Are You Building a Customer Experience House of Cards?
by Betsy Burton
For the past several years, many organizations have rightfully been focused on customer experience management and investing in applications that support rich and highly personalized customer experience. This year, many organizations have also been focused on improving workplace experience by investing in collaboration, content management, and communications solutions in response to the dramatic increase in remote work.
The challenge is that we are finding some of the same organizations are not addressing their back-end data, application fragmentation, and consistency issues. As a result, despite their investments, they are not always able to deliver the customer experience that they need to in order to retain and grow their customer base.
Do Not Ignore Your Back-End Systems
Over the past 4 months we have encountered several examples of organizations that have developed rich customer engagement applications that were built on unreconciled and un-integrated information and application infrastructure.
In other words, they have built their new customer experience solution on an application and information infrastructure house of cards. Inconsistent. Fragile. Fragmented.
Communications Company Limited by Legacy Data
A large communications company has developed new tools to enable customers to manage their account, add services, customize their capabilities, and find answers to common questions. They have even added basic chatbot capabilities.

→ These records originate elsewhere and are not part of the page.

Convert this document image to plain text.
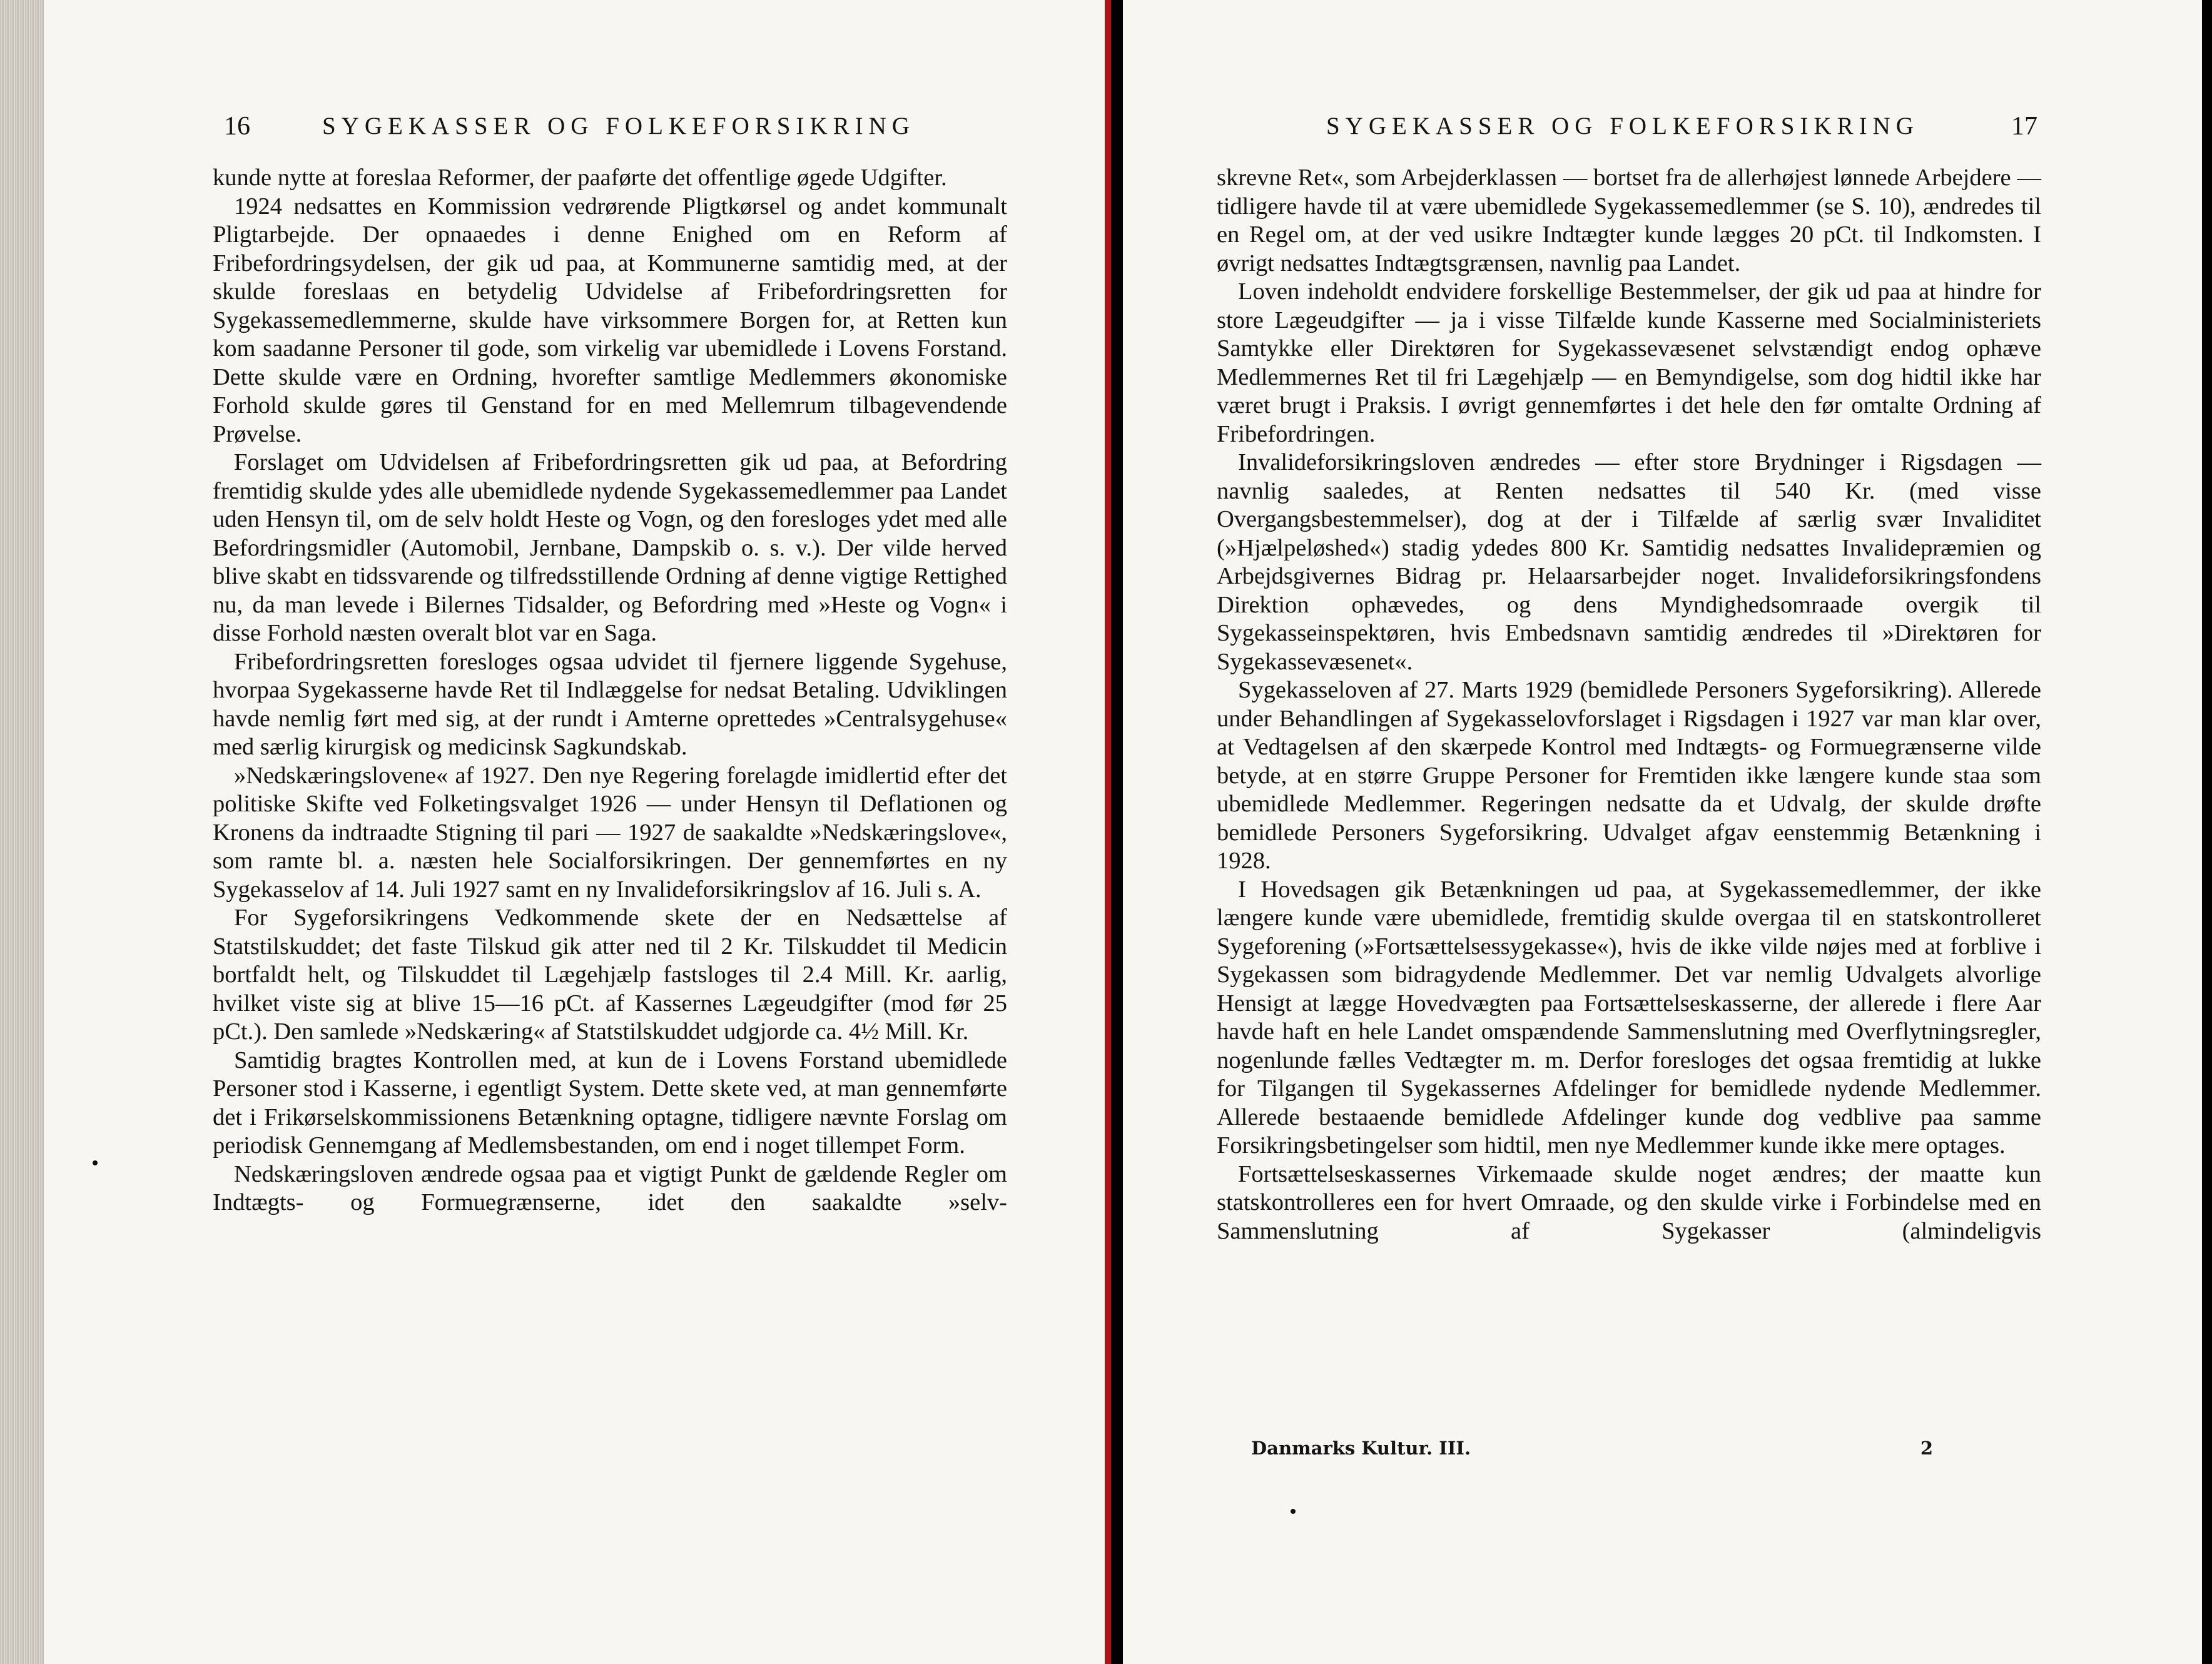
16	SYGEKASSER OG FOLKEFORSIKRING

kunde nytte at foreslaa Reformer, der paaførte det offentlige øgede Udgifter.

1924 nedsattes en Kommission vedrørende Pligtkørsel og andet kommunalt Pligtarbejde. Der opnaaedes i denne Enighed om en Reform af Fribefordringsydelsen, der gik ud paa, at Kommunerne samtidig med, at der skulde foreslaas en betydelig Udvidelse af Fribefordringsretten for Sygekassemedlemmerne, skulde have virksommere Borgen for, at Retten kun kom saadanne Personer til gode, som virkelig var ubemidlede i Lovens Forstand. Dette skulde være en Ordning, hvorefter samtlige Medlemmers økonomiske Forhold skulde gøres til Genstand for en med Mellemrum tilbagevendende Prøvelse.

Forslaget om Udvidelsen af Fribefordringsretten gik ud paa, at Befordring fremtidig skulde ydes alle ubemidlede nydende Sygekassemedlemmer paa Landet uden Hensyn til, om de selv holdt Heste og Vogn, og den foresloges ydet med alle Befordringsmidler (Automobil, Jernbane, Dampskib o. s. v.). Der vilde herved blive skabt en tidssvarende og tilfredsstillende Ordning af denne vigtige Rettighed nu, da man levede i Bilernes Tidsalder, og Befordring med »Heste og Vogn« i disse Forhold næsten overalt blot var en Saga.

Fribefordringsretten foresloges ogsaa udvidet til fjernere liggende Sygehuse, hvorpaa Sygekasserne havde Ret til Indlæggelse for nedsat Betaling. Udviklingen havde nemlig ført med sig, at der rundt i Amterne oprettedes »Centralsygehuse« med særlig kirurgisk og medicinsk Sagkundskab.

»Nedskæringslovene« af 1927. Den nye Regering forelagde imidlertid efter det politiske Skifte ved Folketingsvalget 1926 — under Hensyn til Deflationen og Kronens da indtraadte Stigning til pari — 1927 de saakaldte »Nedskæringslove«, som ramte bl. a. næsten hele Socialforsikringen. Der gennemførtes en ny Sygekasselov af 14. Juli 1927 samt en ny Invalideforsikringslov af 16. Juli s. A.

For Sygeforsikringens Vedkommende skete der en Nedsættelse af Statstilskuddet; det faste Tilskud gik atter ned til 2 Kr. Tilskuddet til Medicin bortfaldt helt, og Tilskuddet til Lægehjælp fastsloges til 2.4 Mill. Kr. aarlig, hvilket viste sig at blive 15—16 pCt. af Kassernes Lægeudgifter (mod før 25 pCt.). Den samlede »Nedskæring« af Statstilskuddet udgjorde ca. 4½ Mill. Kr.

Samtidig bragtes Kontrollen med, at kun de i Lovens Forstand ubemidlede Personer stod i Kasserne, i egentligt System. Dette skete ved, at man gennemførte det i Frikørselskommissionens Betænkning optagne, tidligere nævnte Forslag om periodisk Gennemgang af Medlemsbestanden, om end i noget tillempet Form.

Nedskæringsloven ændrede ogsaa paa et vigtigt Punkt de gældende Regler om Indtægts- og Formuegrænserne, idet den saakaldte »selv-

SYGEKASSER OG FOLKEFORSIKRING	17

skrevne Ret«, som Arbejderklassen — bortset fra de allerhøjest lønnede Arbejdere — tidligere havde til at være ubemidlede Sygekassemedlemmer (se S. 10), ændredes til en Regel om, at der ved usikre Indtægter kunde lægges 20 pCt. til Indkomsten. I øvrigt nedsattes Indtægtsgrænsen, navnlig paa Landet.

Loven indeholdt endvidere forskellige Bestemmelser, der gik ud paa at hindre for store Lægeudgifter — ja i visse Tilfælde kunde Kasserne med Socialministeriets Samtykke eller Direktøren for Sygekassevæsenet selvstændigt endog ophæve Medlemmernes Ret til fri Lægehjælp — en Bemyndigelse, som dog hidtil ikke har været brugt i Praksis. I øvrigt gennemførtes i det hele den før omtalte Ordning af Fribefordringen.

Invalideforsikringsloven ændredes — efter store Brydninger i Rigsdagen — navnlig saaledes, at Renten nedsattes til 540 Kr. (med visse Overgangsbestemmelser), dog at der i Tilfælde af særlig svær Invaliditet (»Hjælpeløshed«) stadig ydedes 800 Kr. Samtidig nedsattes Invalidepræmien og Arbejdsgivernes Bidrag pr. Helaarsarbejder noget. Invalideforsikringsfondens Direktion ophævedes, og dens Myndighedsomraade overgik til Sygekasseinspektøren, hvis Embedsnavn samtidig ændredes til »Direktøren for Sygekassevæsenet«.

Sygekasseloven af 27. Marts 1929 (bemidlede Personers Sygeforsikring). Allerede under Behandlingen af Sygekasselovforslaget i Rigsdagen i 1927 var man klar over, at Vedtagelsen af den skærpede Kontrol med Indtægts- og Formuegrænserne vilde betyde, at en større Gruppe Personer for Fremtiden ikke længere kunde staa som ubemidlede Medlemmer. Regeringen nedsatte da et Udvalg, der skulde drøfte bemidlede Personers Sygeforsikring. Udvalget afgav eenstemmig Betænkning i 1928.

I Hovedsagen gik Betænkningen ud paa, at Sygekassemedlemmer, der ikke længere kunde være ubemidlede, fremtidig skulde overgaa til en statskontrolleret Sygeforening (»Fortsættelsessygekasse«), hvis de ikke vilde nøjes med at forblive i Sygekassen som bidragydende Medlemmer. Det var nemlig Udvalgets alvorlige Hensigt at lægge Hovedvægten paa Fortsættelseskasserne, der allerede i flere Aar havde haft en hele Landet omspændende Sammenslutning med Overflytningsregler, nogenlunde fælles Vedtægter m. m. Derfor foresloges det ogsaa fremtidig at lukke for Tilgangen til Sygekassernes Afdelinger for bemidlede nydende Medlemmer. Allerede bestaaende bemidlede Afdelinger kunde dog vedblive paa samme Forsikringsbetingelser som hidtil, men nye Medlemmer kunde ikke mere optages.

Fortsættelseskassernes Virkemaade skulde noget ændres; der maatte kun statskontrolleres een for hvert Omraade, og den skulde virke i Forbindelse med en Sammenslutning af Sygekasser (almindeligvis

Danmarks Kultur. III.	2
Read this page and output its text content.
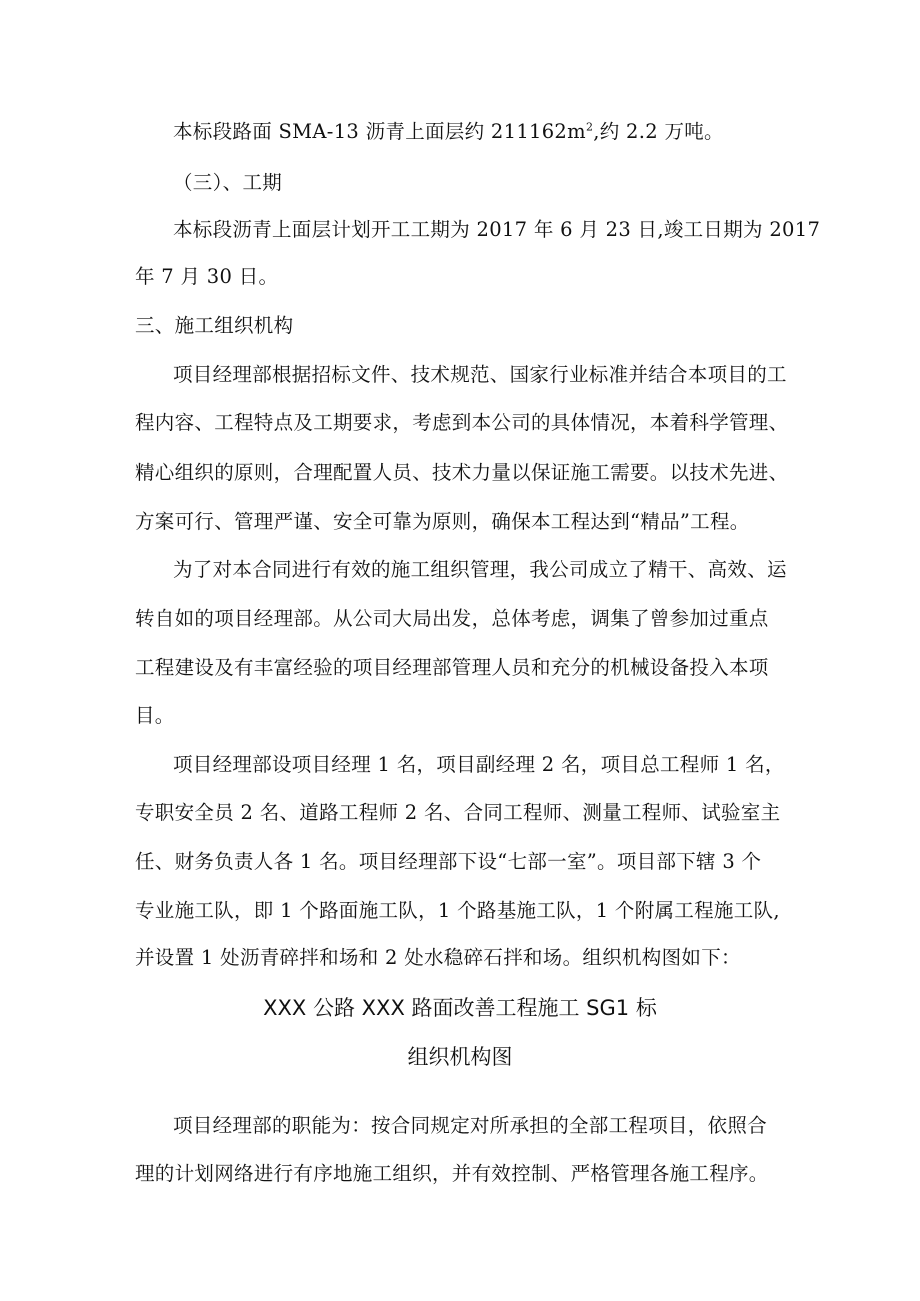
本标段路面 SMA-13 沥青上面层约 $211162m^2$,约 2.2 万吨。
（三）、工期
本标段沥青上面层计划开工工期为 2017 年 6 月 23 日,竣工日期为 2017
年 7 月 30 日。
三、施工组织机构
项目经理部根据招标文件、技术规范、国家行业标准并结合本项目的工
程内容、工程特点及工期要求，考虑到本公司的具体情况，本着科学管理、
精心组织的原则，合理配置人员、技术力量以保证施工需要。以技术先进、
方案可行、管理严谨、安全可靠为原则，确保本工程达到“精品”工程。
为了对本合同进行有效的施工组织管理，我公司成立了精干、高效、运
转自如的项目经理部。从公司大局出发，总体考虑，调集了曾参加过重点
工程建设及有丰富经验的项目经理部管理人员和充分的机械设备投入本项
目。
项目经理部设项目经理 1 名，项目副经理 2 名，项目总工程师 1 名，
专职安全员 2 名、道路工程师 2 名、合同工程师、测量工程师、试验室主
任、财务负责人各 1 名。项目经理部下设“七部一室”。项目部下辖 3 个
专业施工队，即 1 个路面施工队，1 个路基施工队，1 个附属工程施工队,
并设置 1 处沥青碎拌和场和 2 处水稳碎石拌和场。组织机构图如下：
XXX 公路 XXX 路面改善工程施工 SG1 标
组织机构图
项目经理部的职能为：按合同规定对所承担的全部工程项目，依照合
理的计划网络进行有序地施工组织，并有效控制、严格管理各施工程序。
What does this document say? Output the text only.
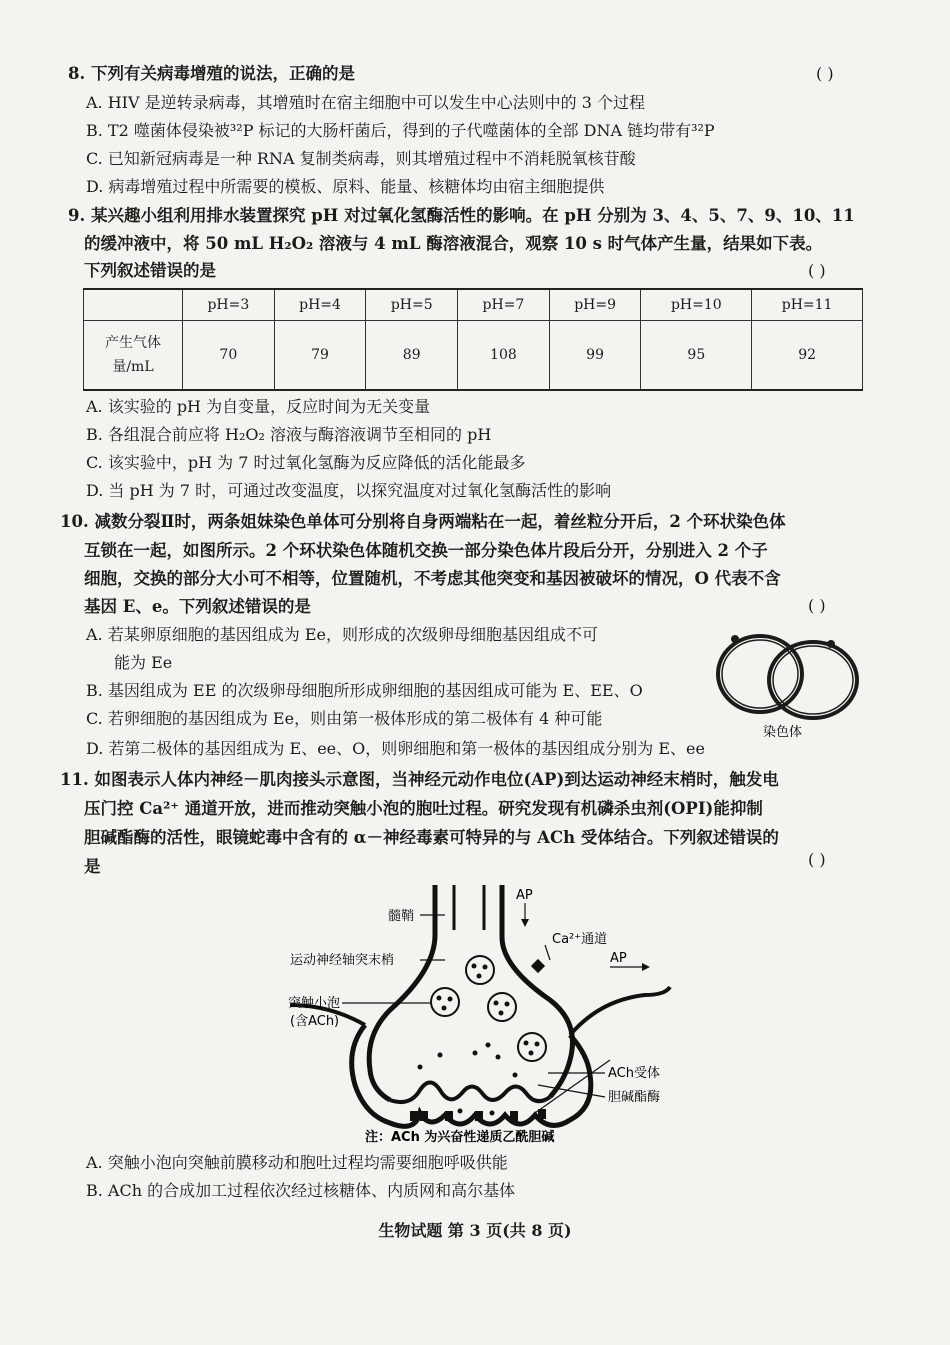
8. 下列有关病毒增殖的说法，正确的是	( )
A. HIV 是逆转录病毒，其增殖时在宿主细胞中可以发生中心法则中的 3 个过程
B. T2 噬菌体侵染被³²P 标记的大肠杆菌后，得到的子代噬菌体的全部 DNA 链均带有³²P
C. 已知新冠病毒是一种 RNA 复制类病毒，则其增殖过程中不消耗脱氧核苷酸
D. 病毒增殖过程中所需要的模板、原料、能量、核糖体均由宿主细胞提供
9. 某兴趣小组利用排水装置探究 pH 对过氧化氢酶活性的影响。在 pH 分别为 3、4、5、7、9、10、11
的缓冲液中，将 50 mL H₂O₂ 溶液与 4 mL 酶溶液混合，观察 10 s 时气体产生量，结果如下表。
下列叙述错误的是	( )
	pH=3	pH=4	pH=5	pH=7	pH=9	pH=10	pH=11

产生气体
量/mL	70	79	89	108	99	95	92
A. 该实验的 pH 为自变量，反应时间为无关变量
B. 各组混合前应将 H₂O₂ 溶液与酶溶液调节至相同的 pH
C. 该实验中，pH 为 7 时过氧化氢酶为反应降低的活化能最多
D. 当 pH 为 7 时，可通过改变温度，以探究温度对过氧化氢酶活性的影响
10. 减数分裂Ⅱ时，两条姐妹染色单体可分别将自身两端粘在一起，着丝粒分开后，2 个环状染色体
互锁在一起，如图所示。2 个环状染色体随机交换一部分染色体片段后分开，分别进入 2 个子
细胞，交换的部分大小可不相等，位置随机，不考虑其他突变和基因被破坏的情况，O 代表不含
基因 E、e。下列叙述错误的是	( )
染色体
A. 若某卵原细胞的基因组成为 Ee，则形成的次级卵母细胞基因组成不可
能为 Ee
B. 基因组成为 EE 的次级卵母细胞所形成卵细胞的基因组成可能为 E、EE、O
C. 若卵细胞的基因组成为 Ee，则由第一极体形成的第二极体有 4 种可能
D. 若第二极体的基因组成为 E、ee、O，则卵细胞和第一极体的基因组成分别为 E、ee
11. 如图表示人体内神经－肌肉接头示意图，当神经元动作电位(AP)到达运动神经末梢时，触发电
压门控 Ca²⁺ 通道开放，进而推动突触小泡的胞吐过程。研究发现有机磷杀虫剂(OPI)能抑制
胆碱酯酶的活性，眼镜蛇毒中含有的 α－神经毒素可特异的与 ACh 受体结合。下列叙述错误的
是	( )
髓鞘
AP
Ca²⁺通道
AP
运动神经轴突末梢
突触小泡
(含ACh)
ACh受体
胆碱酯酶
注：ACh 为兴奋性递质乙酰胆碱
A. 突触小泡向突触前膜移动和胞吐过程均需要细胞呼吸供能
B. ACh 的合成加工过程依次经过核糖体、内质网和高尔基体
生物试题 第 3 页(共 8 页)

However, we found that these applications were built on information stores that are 20+ years old, and that are inconsistent and fragmented. For the most standard and basic operations, particularly on new systems, they can support a consistent customer experience.
However, if the customer has any detailed or complex issues, the customer experience begins to degrade dramatically because the company is unable to easily find the information needed to support their issues.
Big-Box Retailers Two Different Customer Faces
We have encountered three large retailers who still store their customer and transaction date for online sales and in-store sales as two different data stores, and even in one case, as two different applications.
The issue is that they all started out as primarily brick and mortar organizations and evolved into digital stores. The problem is a customer who purchases an item through their online sales cannot easily bring an item back to the physical store, and vice versa.
And, even in cases where this is supported, customer service agents and store employees must log into a different application to support returns or exchanges from a different source. The customer experience that they are so concerned about degrades immediately due to inconsistent experience.
Government Agency Tells Citizens to Manually Integrate Information
A government agency that supports citizens’ licensing and permitting had made significant investments to try to simplify and streamline a common service. However, they were also telling citizens that they had to go to another department within the same agency to get a piece of information that they needed to complete their process.
Because the systems were not integrated, citizens were being told to physically go to another department in the same building—during a pandemic—so they could share critical dependent documents.
Don’t Waste Your Investments Due to Lack of Architectural Thinking
In all of these cases, the organizations were making investments into people, process, and technology interfaces to support their customers/constituency, partners, and suppliers more effectively. However, these investments were ineffective if the customer had any complex issues because the back-end systems were not integrated.
These organizations were so focused on solving a very specific customer experience problem/opportunity that they didn’t consider the larger and broader architectural impact of these decisions. Further, they were building their customer experience based on a very limited case that fell apart if the customer had even a slightly complex request.
Customer experience is not defined by your business; it is defined by the real experience your customers have when they engage with your business.
To support a positive customer experience, customer experience management, customer engagement, and employee engagement solutions must consider both the vertical and horizontal integration requirements.
· What types of front-end applications and services do customers need to access to support their needs and deliver an engaging customer experience?
· What different types data and enterprise applications need to be integrated to support customers more complex issues?